La lettre n’enseigne pas d’ailleurs qu’il y ait similitude complète entre les offrandes pour le péché en usage chez les juifs et l’immolation du Christ sur la croix. Elle, reconnaît même que le contraire est vrai. Ainsi les victimes juives étaient égorgées dans le tabernacle où s’opérait le sacrifice et brûlées hors du camp, loin de l’autel. Jésus, au contraire, non seulement versa son sang hors de la porte, mais là encore il offrit son sacrifice : car si l'épître déclare que, dès son entrée en ce monde, le Christ voulut se présenter à Dieu, x, 5, elle montre le rite expiatoire du péché dans l’offrande de sa mort et l’effusion de son sang, ix, 14-15, 22, 20-28. Que conclure ? sinon que tout n’est pas identique dans les sacrifices mosaïques et dans celui du Christ ? La prudence nous invite à ne pas chercher de ressemblances en dehors des deux similitudes que l'épître nous signale : le sang de Jésus comme celui des victimes pour le péché fut offert pour la purification du peuple ; et de même que les animaux immolés dans le tabernacle étaient brûlés hors du camp, ainsi le Christ fut crucifié hors de Jérusalem.

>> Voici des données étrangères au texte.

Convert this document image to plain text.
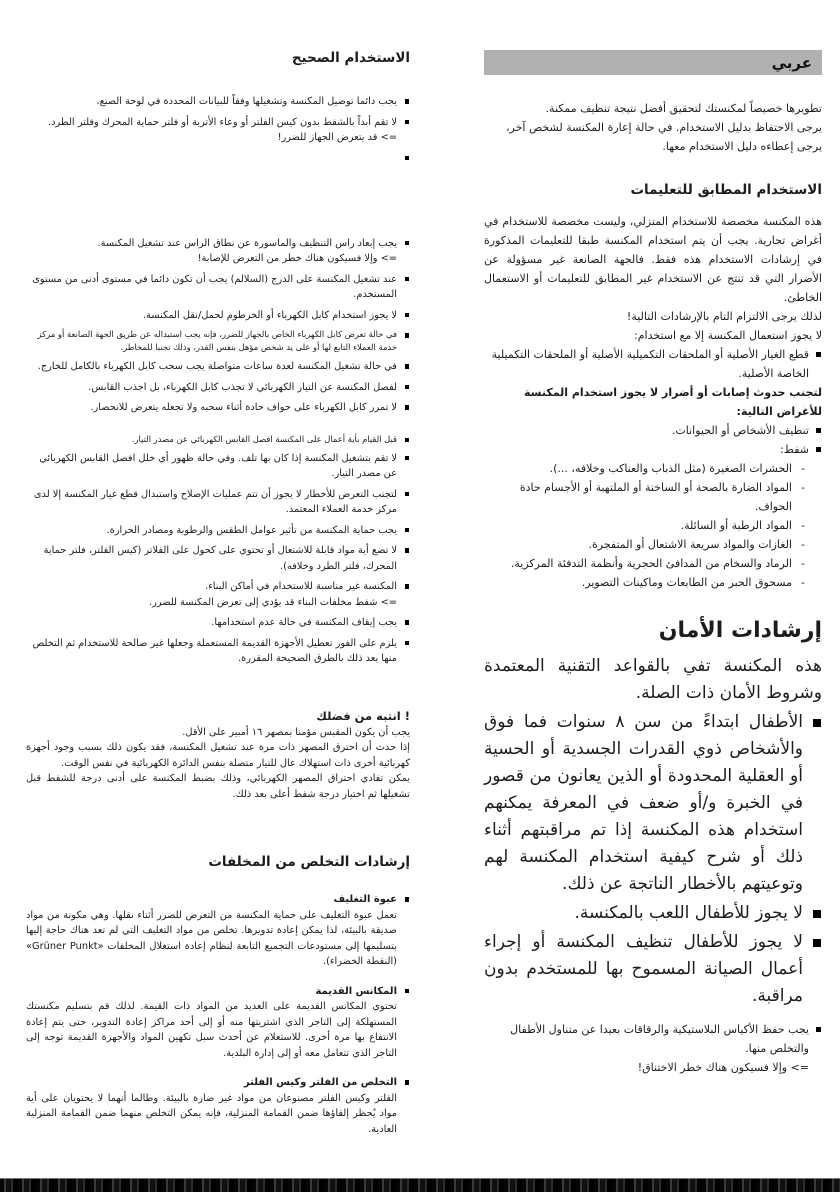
عربي

تطويرها خصيصاً لمكنستك لتحقيق أفضل نتيجة تنظيف ممكنة.

يرجى الاحتفاظ بدليل الاستخدام. في حالة إعارة المكنسة لشخص آخر، يرجى إعطاءه دليل الاستخدام معها.

الاستخدام المطابق للتعليمات

هذه المكنسة مخصصة للاستخدام المنزلي، وليست مخصصة للاستخدام في أغراض تجارية. يجب أن يتم استخدام المكنسة طبقا للتعليمات المذكورة في إرشادات الاستخدام هذه فقط. فالجهة الصانعة غير مسؤولة عن الأضرار التي قد تنتج عن الاستخدام غير المطابق للتعليمات أو الاستعمال الخاطئ.

لذلك يرجى الالتزام التام بالإرشادات التالية!

لا يجوز استعمال المكنسة إلا مع استخدام:

قطع الغيار الأصلية أو الملحقات التكميلية الأصلية أو الملحقات التكميلية الخاصة الأصلية.

لتجنب حدوث إصابات أو أضرار لا يجوز استخدام المكنسة للأغراض التالية:

تنظيف الأشخاص أو الحيوانات.
شفط:
-
الحشرات الصغيرة (مثل الذباب والعناكب وخلافه، ...).
-
المواد الضارة بالصحة أو الساخنة أو الملتهبة أو الأجسام حادة الحواف.
-
المواد الرطبة أو السائلة.
-
الغازات والمواد سريعة الاشتعال أو المتفجرة.
-
الرماد والسخام من المدافئ الحجرية وأنظمة التدفئة المركزية.
-
مسحوق الحبر من الطابعات وماكينات التصوير.
إرشادات الأمان

هذه المكنسة تفي بالقواعد التقنية المعتمدة وشروط الأمان ذات الصلة.

الأطفال ابتداءً من سن ٨ سنوات فما فوق والأشخاص ذوي القدرات الجسدية أو الحسية أو العقلية المحدودة أو الذين يعانون من قصور في الخبرة و/أو ضعف في المعرفة يمكنهم استخدام هذه المكنسة إذا تم مراقبتهم أثناء ذلك أو شرح كيفية استخدام المكنسة لهم وتوعيتهم بالأخطار الناتجة عن ذلك.
لا يجوز للأطفال اللعب بالمكنسة.
لا يجوز للأطفال تنظيف المكنسة أو إجراء أعمال الصيانة المسموح بها للمستخدم بدون مراقبة.
يجب حفظ الأكياس البلاستيكية والرقاقات بعيدا عن متناول الأطفال والتخلص منها.

=> وإلا فسيكون هناك خطر الاختناق!

الاستخدام الصحيح
يجب دائما توصيل المكنسة وتشغيلها وفقاً للبيانات المحددة في لوحة الصنع.
لا تقم أبداً بالشفط بدون كيس الفلتر أو وعاء الأتربة أو فلتر حماية المحرك وفلتر الطرد.

=> قد يتعرض الجهاز للضرر!

يجب إبعاد راس التنظيف والماسورة عن نطاق الراس عند تشغيل المكنسة.

=> وإلا فسيكون هناك خطر من التعرض للإصابة!

عند تشغيل المكنسة على الدرج (السلالم) يجب أن تكون دائما في مستوى أدنى من مستوى المستخدم.
لا يجوز استخدام كابل الكهرباء أو الخرطوم لحمل/نقل المكنسة.
في حالة تعرض كابل الكهرباء الخاص بالجهاز للضرر، فإنه يجب استبداله عن طريق الجهة الصانعة أو مركز خدمة العملاء التابع لها أو على يد شخص مؤهل بنفس القدر، وذلك تجنبا للمخاطر.
في حالة تشغيل المكنسة لعدة ساعات متواصلة يجب سحب كابل الكهرباء بالكامل للخارج.
لفصل المكنسة عن التيار الكهربائي لا تجذب كابل الكهرباء، بل اجذب القابس.
لا تمرر كابل الكهرباء على حواف حادة أثناء سحبه ولا تجعله يتعرض للانحصار.
قبل القيام بأية أعمال على المكنسة افصل القابس الكهربائي عن مصدر التيار.
لا تقم بتشغيل المكنسة إذا كان بها تلف. وفي حالة ظهور أي خلل افصل القابس الكهربائي عن مصدر التيار.
لتجنب التعرض للأخطار لا يجوز أن تتم عمليات الإصلاح واستبدال قطع غيار المكنسة إلا لدى مركز خدمة العملاء المعتمد.
يجب حماية المكنسة من تأثير عوامل الطقس والرطوبة ومصادر الحرارة.
لا تضع أية مواد قابلة للاشتعال أو تحتوي على كحول على الفلاتر (كيس الفلتر، فلتر حماية المحرك، فلتر الطرد وخلافه).
المكنسة غير مناسبة للاستخدام في أماكن البناء.

=> شفط مخلفات البناء قد يؤدي إلى تعرض المكنسة للضرر.

يجب إيقاف المكنسة في حالة عدم استخدامها.
يلزم على الفور تعطيل الأجهزة القديمة المستعملة وجعلها غير صالحة للاستخدام ثم التخلص منها بعد ذلك بالطرق الصحيحة المقررة.
! انتبه من فضلك

يجب أن يكون المقبس مؤمنا بمصهر ١٦ أمبير على الأقل.

إذا حدث أن احترق المصهر ذات مرة عند تشغيل المكنسة، فقد يكون ذلك بسبب وجود أجهزة كهربائية أخرى ذات استهلاك عال للتيار متصلة بنفس الدائرة الكهربائية في نفس الوقت.

يمكن تفادي احتراق المصهر الكهربائي، وذلك بضبط المكنسة على أدنى درجة للشفط قبل تشغيلها ثم اختيار درجة شفط أعلى بعد ذلك.

إرشادات التخلص من المخلفات
عبوة التغليف

تعمل عبوة التغليف على حماية المكنسة من التعرض للضرر أثناء نقلها. وهي مكونة من مواد صديقة بالبيئة، لذا يمكن إعادة تدويرها. تخلص من مواد التغليف التي لم تعد هناك حاجة إليها بتسليمها إلى مستودعات التجميع التابعة لنظام إعادة استغلال المخلفات «Grüner Punkt» (النقطة الخضراء).

المكانس القديمة

تحتوي المكانس القديمة على العديد من المواد ذات القيمة. لذلك قم بتسليم مكنستك المستهلكة إلى التاجر الذي اشتريتها منه أو إلى أحد مراكز إعادة التدوير، حتى يتم إعادة الانتفاع بها مرة أخرى. للاستعلام عن أحدث سبل تكهين المواد والأجهزة القديمة توجه إلى التاجر الذي تتعامل معه أو إلى إدارة البلدية.

التخلص من الفلتر وكيس الفلتر

الفلتر وكيس الفلتر مصنوعان من مواد غير ضارة بالبيئة. وطالما أنهما لا يحتويان على أية مواد يُحظر إلقاؤها ضمن القمامة المنزلية، فإنه يمكن التخلص منهما ضمن القمامة المنزلية العادية.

L'Épître aux Hébreux ne pousse pas plus loin la comparaison : imitons sa réserve.

La lettre ajoute : « Puisque le Christ mourut hors de la porte, sortons du camp pour aller à lui. » xiii, 13. Cette fois encore, l’auteur passe avec art d’une phrase à l’autre. Nous sommes en face d’une idée nouvelle : les lecteurs sont invités à quitter le judaïsme, mais cette pensée se dégage de la précédente : Jésus fut crucifié hors de la porte. De ce qu’ici le langage est à prendre au sens figuré, il n’y a pas lieu de conclure que les mots autel et manger ne doivent pas être interprétés à la lettre. Les destinataires de l'épître n’ignoraient pas que le peuple juif n’habitait plus sous la tente. Si l'épître aux Hébreux parle souvent de tabernade et de camp, c’est parce qu’elle cite des prescriptions légales contenues dans le Pentateuque et où se trouvent sans cesse ces deux mots. Mais nul lecteur ne pouvait s’y tromper. Chacun savait que le tabernacle était devenu le temple et que le camp avait fait place à la ville. D’autre part, puisqu’il n'était pas défendu à des chrétiens d’habiter à Jérusalem, on ne pouvait se méprendre sur le sens de l’appel donné par l'épître : sortir du camp, aller à Jésus. On était invité à quitter la religion juive pour le christianisme. Au contraire, nous croyons l’avoir prouvé, les mots manger de l’autel chrétien ne pouvaient être compris des lecteurs de la lettre comme signifiant : recueillir les fruits de la passion Dans un cas, il y a une figure qu’expliquent les faits dans le second, il y aurait énigme peu intelligible.

Pourquoi faut-il sortir du camp, quitter le judaïsme et aller au Christ en portant son opprobre ? xiii, 13.